Mon expérience déroutante de l’assessment center (centre d’évaluation).

Mon expérience déroutante de l’assessment center (centre d’évaluation).

Fin décembre 2016, j’ai été conviée à passer l’épreuve de l’assessment center par une société dont le siège est parisien. J’ai mis un peu de temps avant de réussir à formaliser mon opinion tant l’expérience était déroutante.

Le centre est organisé par Talent people, une société d’intérim du groupe Ergalis, grand professionnel de l’intérim. Ils recrutent pour développer leurs bureaux partout en France. Le recruteur, psychologue du travail, que j’ai eu au téléphone était sympathique et dynamique. Après un entretien téléphonique. Il demande directement un écrit (en plus de la lettre de  motivation et du CV) pour valider ma participation à l’assessment center. C’est bon, je suis prise. Je suis contente, le poste m’intéresse vraiment.

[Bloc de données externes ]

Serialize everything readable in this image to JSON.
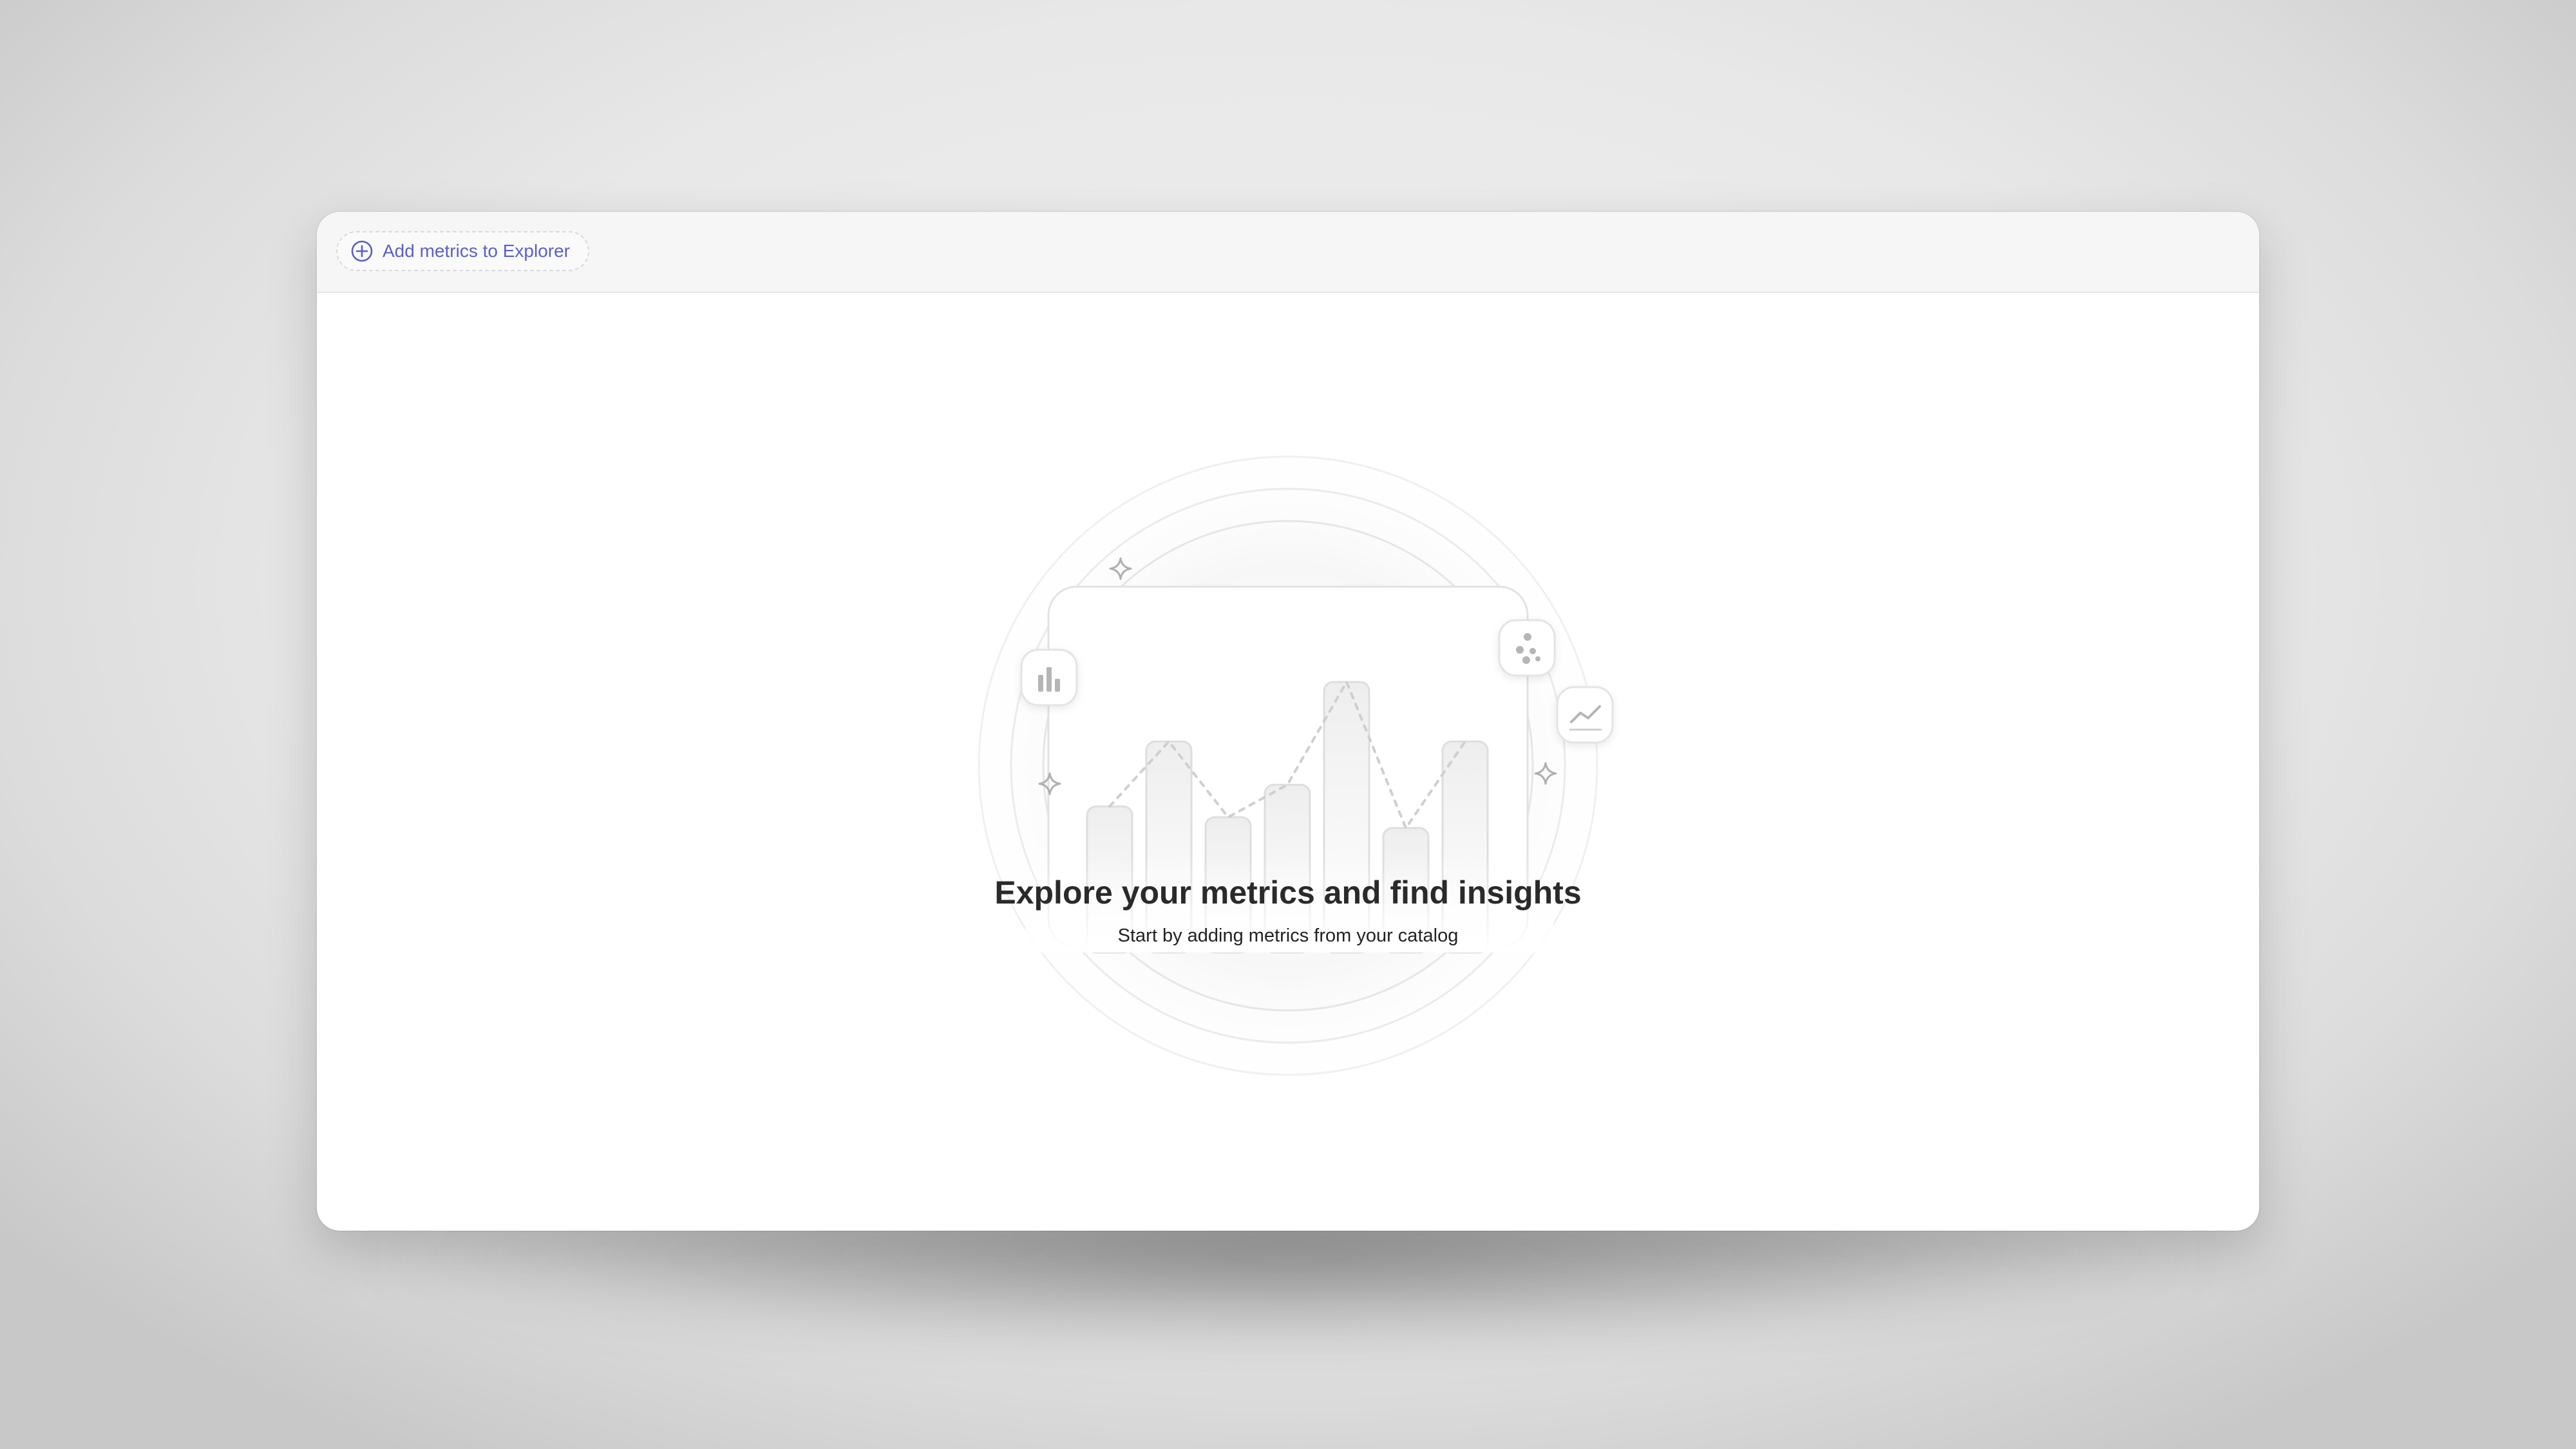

L’assessment center est un centre d’évaluation où l’on va te faire passer une série de tests pour voir si tu es THE candidat qu’il faudrait ( comme dans Officier et Gentleman mais en vraiment moins glamour). C’est un processus de recrutement utilisé par de grandes structures ou des professionnels du secteur.  Talent people se dit d’ailleurs spécialiste de ce type de pratiques.

Je m’y rends donc d’abord avec une grande curiosité d’expérimenter ce genre de protocole de recrutement. Novotel de Strasbourg, 9H00 du matin, buffet de viennoiseries. Nous sommes huit candidats. Au début, tous un peu gênés car peu habitués à l’exercice. Avec vingt minutes de retard, l’équipe de recrutement arrive. Je trouve ça extrêmement mal élevé d’autant que l’équipe ne s’excuse pas. Si l’un de nous avait été à ce point en retard, je suis certaine qu’il aurait été disqualifié d’office.

L’équipe de talent people est composée de quatre personnes. Deux psychologues du travail, la directrice régionale Alsace, et une personne dont je n’ai pas compris la fonction.

On nous explique qu’à partir de ce moment, les participants n’ont plus le droit d’échanger entre eux par peur qu’ils se donnent des informations. Super infantilisant et très informatif sur le rapport à l’humain de la boîte:  » Bouh s’entraider, c’est vilain ». Wow.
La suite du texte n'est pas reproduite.